Typically, I enjoy the books Child coauthors with Douglas Preston more than I do his stand-alone books, but he has managed to keep his series featuring Jeremy Logan entertaining and worthwhile. I enjoy the way he incorporates elements of the supernatural while remaining believable enough to keep me from rolling my eyes. The Forgotten Room is a quick and fun read that will make you feel a little unsettled at times, unsure of how much you can trust your own senses. 


Wednesday, March 1, 2017

Norse Mythology

by Neil Gaiman
293 pgs

When I initially heard that Neil Gaiman was putting out a book composed of stories taken from Norse mythology, I considered not reading it. I thought, why bother with it if the stories weren’t his, but just his retelling of the myths? But I’ve never regretted reading anything by Gaiman, whether it’s a novel (graphic or otherwise), poem, short story, or children’s picture book, so I gave it a try. And I’m glad I did.

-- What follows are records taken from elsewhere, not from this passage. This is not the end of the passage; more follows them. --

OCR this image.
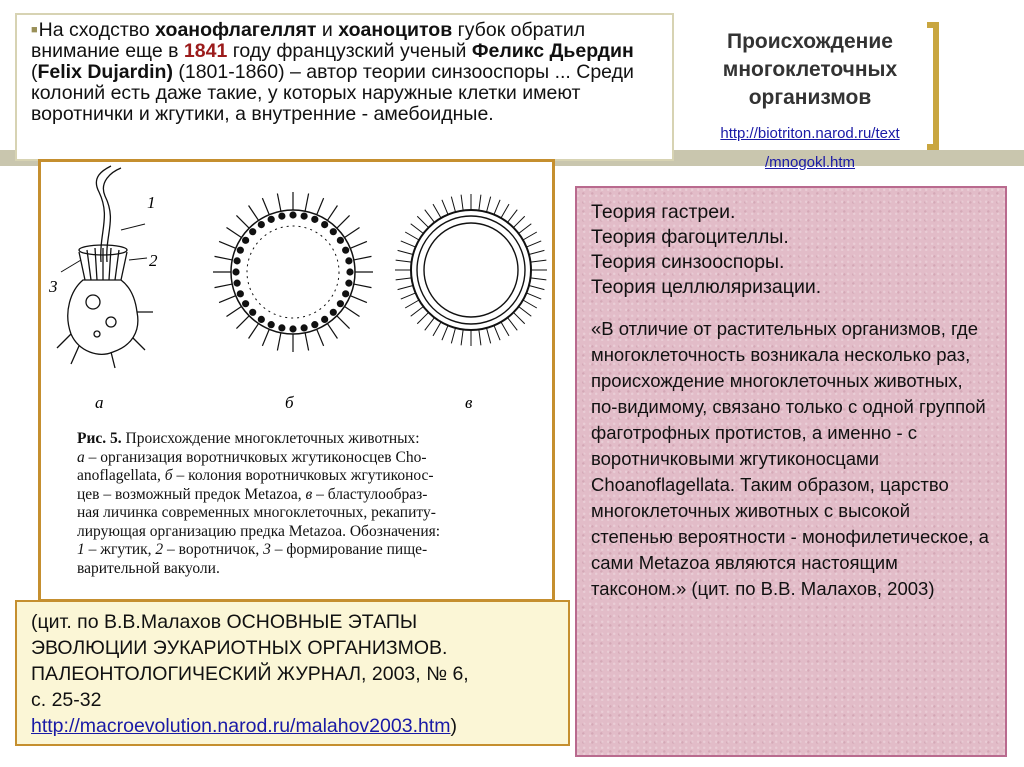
■На сходство хоанофлагеллят и хоаноцитов губок обратил внимание еще в 1841 году французский ученый Феликс Дьердин (Felix Dujardin) (1801-1860) – автор теории синзооспоры ... Среди колоний есть даже такие, у которых наружные клетки имеют воротнички и жгутики, а внутренние - амебоидные.
Происхождение
многоклеточных
организмов
http://biotriton.narod.ru/text
/mnogokl.htm
1
2
3
а	б	в
Рис. 5. Происхождение многоклеточных животных:
а – организация воротничковых жгутиконосцев Cho-
anoflagellata, б – колония воротничковых жгутиконос-
цев – возможный предок Metazoa, в – бластулообраз-
ная личинка современных многоклеточных, рекапиту-
лирующая организацию предка Metazoa. Обозначения:
1 – жгутик, 2 – воротничок, 3 – формирование пище-
варительной вакуоли.
(цит. по В.В.Малахов ОСНОВНЫЕ ЭТАПЫ
ЭВОЛЮЦИИ ЭУКАРИОТНЫХ ОРГАНИЗМОВ.
ПАЛЕОНТОЛОГИЧЕСКИЙ ЖУРНАЛ, 2003, № 6,
с. 25-32
http://macroevolution.narod.ru/malahov2003.htm)

Теория гастреи.

Теория фагоцителлы.

Теория синзооспоры.

Теория целлюляризации.

«В отличие от растительных организмов, где многоклеточность возникала несколько раз, происхождение многоклеточных животных, по-видимому, связано только с одной группой фаготрофных протистов, а именно - с воротничковыми жгутиконосцами Choanoflagellata. Таким образом, царство многоклеточных животных с высокой степенью вероятности - монофилетическое, а сами Metazoa являются настоящим таксоном.» (цит. по В.В. Малахов, 2003)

The book is not long, containing 15 stories, most featuring Odin, Thor, and Loki. It begins with a story about the beginning of the world and ends with its destruction. In between are the myths Gaiman probably selected because of their importance within the mythology. He wanted to write a book Norse scholars could appreciate as well as those completely new to the characters and the mythology. This isn’t another American Gods, where Gaiman took another ancient mythology and used it to form a modern-day novel. If you’re hoping for that, you may be disappointed. With Norse Mythology, Gaiman stays as true to the stories as he felt he possibly could, and simply lends them his own voice.

The stories are all entertaining and oftentimes funny. We learn how Odin, the high one, sacrificed his eye for knowledge, how Thor, the not-so-bright god, acquired his hammer, and how Loki, the shape shifter and trickster, was either assisting the gods or causing them headaches.

Gaiman does a wonderful job presenting these stories. He tells each one at a moderately fast pace and tells them in such a way that quickly hooks you and makes you want to continue reading.